The text of this novel is mostly made up of a fictional “lost” novel (also called Thinking Life) by an obscure, early-20th-century Anglo-Italian philosopher and writer named Michael Tommasi. The story within it is narrated by an unnamed philosophy professor who recounts his interactions with another unnamed man—a “philosopher-artist” modeled on Friedrich Nietzsche, according to the fictional “editor” who rediscovered the work. The narrator—later nicknamed “Charmides,” after a figure in one of Plato’s dialogues—first meets the philosopher-artist while on vacation in the Alps: “He nodded politely as he passed, a mischievous gleam in his eye, and he rolled lightly in his stride with a gay sort of musicality.” The two bond over a love of Platonic philosophy, and their meandering conversations have a marked impact on the young narrator’s development. They continue to correspond by mail for many years, although the outbreak of World War I keeps them from seeing each other in person. It’s not until the narrator is a decade into a career in academia that he seeks to see his old friend again.
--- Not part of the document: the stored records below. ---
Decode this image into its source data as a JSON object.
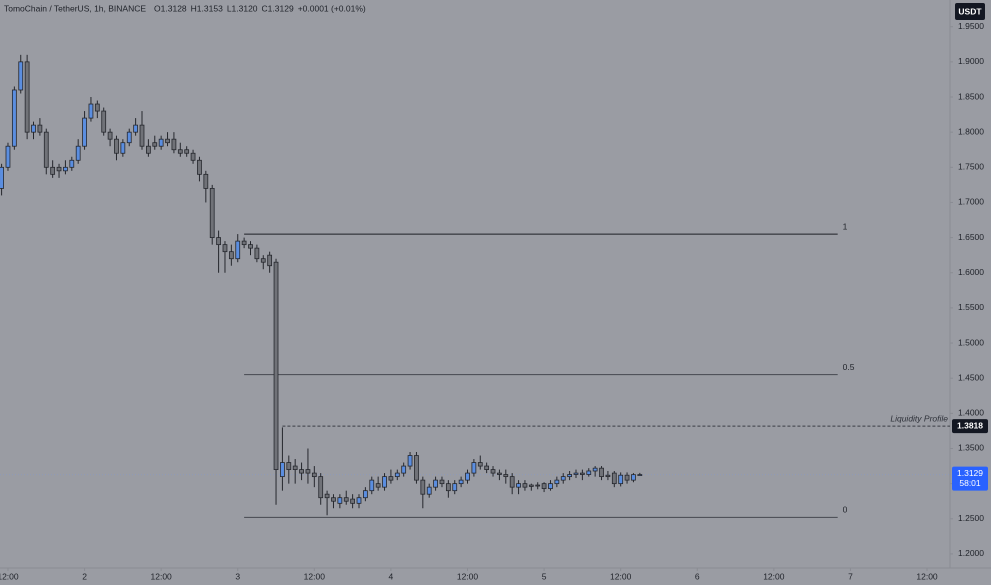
{
  "chart_data": {
    "type": "candlestick",
    "title": "TomoChain / TetherUS, 1h, BINANCE",
    "header_values": [
      "O1.3128",
      "H1.3153",
      "L1.3120",
      "C1.3129",
      "+0.0001 (+0.01%)"
    ],
    "currency": "USDT",
    "up_color": "#5b8ee0",
    "down_color": "#707278",
    "x": [
      -13,
      -12,
      -11,
      -10,
      -9,
      -8,
      -7,
      -6,
      -5,
      -4,
      -3,
      -2,
      -1,
      0,
      1,
      2,
      3,
      4,
      5,
      6,
      7,
      8,
      9,
      10,
      11,
      12,
      13,
      14,
      15,
      16,
      17,
      18,
      19,
      20,
      21,
      22,
      23,
      24,
      25,
      26,
      27,
      28,
      29,
      30,
      31,
      32,
      33,
      34,
      35,
      36,
      37,
      38,
      39,
      40,
      41,
      42,
      43,
      44,
      45,
      46,
      47,
      48,
      49,
      50,
      51,
      52,
      53,
      54,
      55,
      56,
      57,
      58,
      59,
      60,
      61,
      62,
      63,
      64,
      65,
      66,
      67,
      68,
      69,
      70,
      71,
      72,
      73,
      74,
      75,
      76,
      77,
      78,
      79,
      80,
      81,
      82,
      83,
      84,
      85,
      86,
      87
    ],
    "open": [
      1.72,
      1.75,
      1.78,
      1.86,
      1.9,
      1.8,
      1.81,
      1.8,
      1.75,
      1.75,
      1.745,
      1.75,
      1.76,
      1.78,
      1.82,
      1.84,
      1.83,
      1.8,
      1.79,
      1.77,
      1.785,
      1.8,
      1.81,
      1.78,
      1.785,
      1.78,
      1.79,
      1.79,
      1.775,
      1.775,
      1.77,
      1.76,
      1.74,
      1.72,
      1.65,
      1.64,
      1.63,
      1.62,
      1.645,
      1.64,
      1.635,
      1.62,
      1.625,
      1.615,
      1.31,
      1.33,
      1.325,
      1.32,
      1.32,
      1.315,
      1.31,
      1.285,
      1.28,
      1.272,
      1.28,
      1.278,
      1.272,
      1.28,
      1.29,
      1.3,
      1.295,
      1.31,
      1.31,
      1.315,
      1.325,
      1.34,
      1.305,
      1.285,
      1.295,
      1.305,
      1.3,
      1.29,
      1.3,
      1.305,
      1.315,
      1.33,
      1.325,
      1.32,
      1.315,
      1.313,
      1.31,
      1.295,
      1.3,
      1.298,
      1.298,
      1.3,
      1.293,
      1.3,
      1.305,
      1.31,
      1.313,
      1.315,
      1.313,
      1.318,
      1.322,
      1.312,
      1.315,
      1.3,
      1.312,
      1.305,
      1.3128
    ],
    "high": [
      1.755,
      1.785,
      1.865,
      1.91,
      1.91,
      1.815,
      1.82,
      1.805,
      1.76,
      1.755,
      1.76,
      1.765,
      1.79,
      1.83,
      1.85,
      1.845,
      1.835,
      1.805,
      1.795,
      1.79,
      1.805,
      1.82,
      1.83,
      1.79,
      1.795,
      1.795,
      1.8,
      1.8,
      1.785,
      1.78,
      1.775,
      1.765,
      1.745,
      1.725,
      1.66,
      1.645,
      1.64,
      1.655,
      1.65,
      1.645,
      1.64,
      1.625,
      1.63,
      1.62,
      1.38,
      1.34,
      1.335,
      1.33,
      1.35,
      1.325,
      1.315,
      1.29,
      1.285,
      1.285,
      1.29,
      1.285,
      1.285,
      1.295,
      1.31,
      1.31,
      1.315,
      1.32,
      1.32,
      1.33,
      1.345,
      1.345,
      1.31,
      1.3,
      1.31,
      1.31,
      1.305,
      1.305,
      1.31,
      1.32,
      1.335,
      1.34,
      1.33,
      1.325,
      1.32,
      1.32,
      1.315,
      1.305,
      1.305,
      1.3,
      1.302,
      1.302,
      1.305,
      1.31,
      1.315,
      1.318,
      1.32,
      1.32,
      1.322,
      1.325,
      1.325,
      1.318,
      1.318,
      1.316,
      1.316,
      1.315,
      1.3153
    ],
    "low": [
      1.71,
      1.745,
      1.775,
      1.855,
      1.79,
      1.79,
      1.795,
      1.74,
      1.735,
      1.735,
      1.74,
      1.745,
      1.755,
      1.775,
      1.815,
      1.82,
      1.795,
      1.78,
      1.76,
      1.765,
      1.78,
      1.795,
      1.775,
      1.765,
      1.775,
      1.775,
      1.78,
      1.77,
      1.765,
      1.765,
      1.755,
      1.73,
      1.7,
      1.64,
      1.6,
      1.6,
      1.61,
      1.615,
      1.635,
      1.625,
      1.615,
      1.605,
      1.6,
      1.27,
      1.29,
      1.3,
      1.3,
      1.305,
      1.3,
      1.295,
      1.27,
      1.255,
      1.265,
      1.265,
      1.27,
      1.265,
      1.265,
      1.275,
      1.285,
      1.29,
      1.29,
      1.3,
      1.305,
      1.31,
      1.32,
      1.3,
      1.265,
      1.28,
      1.29,
      1.295,
      1.28,
      1.285,
      1.295,
      1.3,
      1.31,
      1.32,
      1.315,
      1.31,
      1.305,
      1.3,
      1.285,
      1.285,
      1.29,
      1.29,
      1.292,
      1.288,
      1.29,
      1.295,
      1.3,
      1.305,
      1.308,
      1.305,
      1.31,
      1.31,
      1.305,
      1.305,
      1.295,
      1.296,
      1.3,
      1.302,
      1.312
    ],
    "close": [
      1.75,
      1.78,
      1.86,
      1.9,
      1.8,
      1.81,
      1.8,
      1.75,
      1.74,
      1.745,
      1.75,
      1.76,
      1.78,
      1.82,
      1.84,
      1.83,
      1.8,
      1.79,
      1.77,
      1.785,
      1.8,
      1.81,
      1.78,
      1.77,
      1.78,
      1.79,
      1.785,
      1.775,
      1.77,
      1.77,
      1.76,
      1.74,
      1.72,
      1.65,
      1.64,
      1.63,
      1.62,
      1.645,
      1.64,
      1.635,
      1.62,
      1.615,
      1.61,
      1.32,
      1.33,
      1.32,
      1.32,
      1.315,
      1.315,
      1.31,
      1.28,
      1.28,
      1.275,
      1.28,
      1.275,
      1.272,
      1.28,
      1.29,
      1.305,
      1.295,
      1.31,
      1.305,
      1.315,
      1.325,
      1.34,
      1.305,
      1.285,
      1.295,
      1.305,
      1.3,
      1.29,
      1.3,
      1.305,
      1.315,
      1.33,
      1.325,
      1.32,
      1.315,
      1.313,
      1.31,
      1.295,
      1.3,
      1.295,
      1.296,
      1.297,
      1.293,
      1.3,
      1.305,
      1.31,
      1.313,
      1.315,
      1.313,
      1.318,
      1.322,
      1.31,
      1.31,
      1.3,
      1.312,
      1.305,
      1.3128,
      1.3129
    ],
    "xlim": [
      -13.25,
      135.6
    ],
    "xticks": [
      {
        "value": -12,
        "label": "12:00"
      },
      {
        "value": 0,
        "label": "2"
      },
      {
        "value": 12,
        "label": "12:00"
      },
      {
        "value": 24,
        "label": "3"
      },
      {
        "value": 36,
        "label": "12:00"
      },
      {
        "value": 48,
        "label": "4"
      },
      {
        "value": 60,
        "label": "12:00"
      },
      {
        "value": 72,
        "label": "5"
      },
      {
        "value": 84,
        "label": "12:00"
      },
      {
        "value": 96,
        "label": "6"
      },
      {
        "value": 108,
        "label": "12:00"
      },
      {
        "value": 120,
        "label": "7"
      },
      {
        "value": 132,
        "label": "12:00"
      }
    ],
    "ylim": [
      1.18,
      1.988
    ],
    "yticks": [
      {
        "value": 1.2,
        "label": "1.2000"
      },
      {
        "value": 1.25,
        "label": "1.2500"
      },
      {
        "value": 1.3,
        "label": "1.3000"
      },
      {
        "value": 1.35,
        "label": "1.3500"
      },
      {
        "value": 1.4,
        "label": "1.4000"
      },
      {
        "value": 1.45,
        "label": "1.4500"
      },
      {
        "value": 1.5,
        "label": "1.5000"
      },
      {
        "value": 1.55,
        "label": "1.5500"
      },
      {
        "value": 1.6,
        "label": "1.6000"
      },
      {
        "value": 1.65,
        "label": "1.6500"
      },
      {
        "value": 1.7,
        "label": "1.7000"
      },
      {
        "value": 1.75,
        "label": "1.7500"
      },
      {
        "value": 1.8,
        "label": "1.8000"
      },
      {
        "value": 1.85,
        "label": "1.8500"
      },
      {
        "value": 1.9,
        "label": "1.9000"
      },
      {
        "value": 1.95,
        "label": "1.9500"
      }
    ],
    "fib_levels": [
      {
        "label": "1",
        "value": 1.655,
        "start_x": 25,
        "end_x": 118
      },
      {
        "label": "0.5",
        "value": 1.455,
        "start_x": 25,
        "end_x": 118
      },
      {
        "label": "0",
        "value": 1.252,
        "start_x": 25,
        "end_x": 118
      }
    ],
    "liquidity_line": {
      "label": "Liquidity Profile",
      "value": 1.3818,
      "start_x": 31
    },
    "last_price": 1.3129,
    "countdown": "58:01"
  }
}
Along the way, he muses on the death of his father, his relationship to alcohol, the changing landscape of academia, and the role of the philosopher (and philosopher-artist) in the world. Anderson’s prose, as filtered through the two fictional academics, Tommasi and “Charmides,” is suitably dense and allusive, although it also features frequent lyrical flourishes. In one memorable passage, for instance, “Charmides” notes that the philosopher-artist “once remarked that he loves mountain valleys with eyes, by which he meant with lakes. The image stays with me as a figure of nature personified, deified, of earth gazing into sky as a god contemplating the contents of its own mind.” As with many philosophical novels, the actual plot is nearly nonexistent. However, unlike many such works, it manages to be a compelling read nonetheless. The passion, doubt, and humility of the narrator make his investigations somehow feel urgent despite the author’s use of a distancing framing device.
A concise and compelling philosophical tale.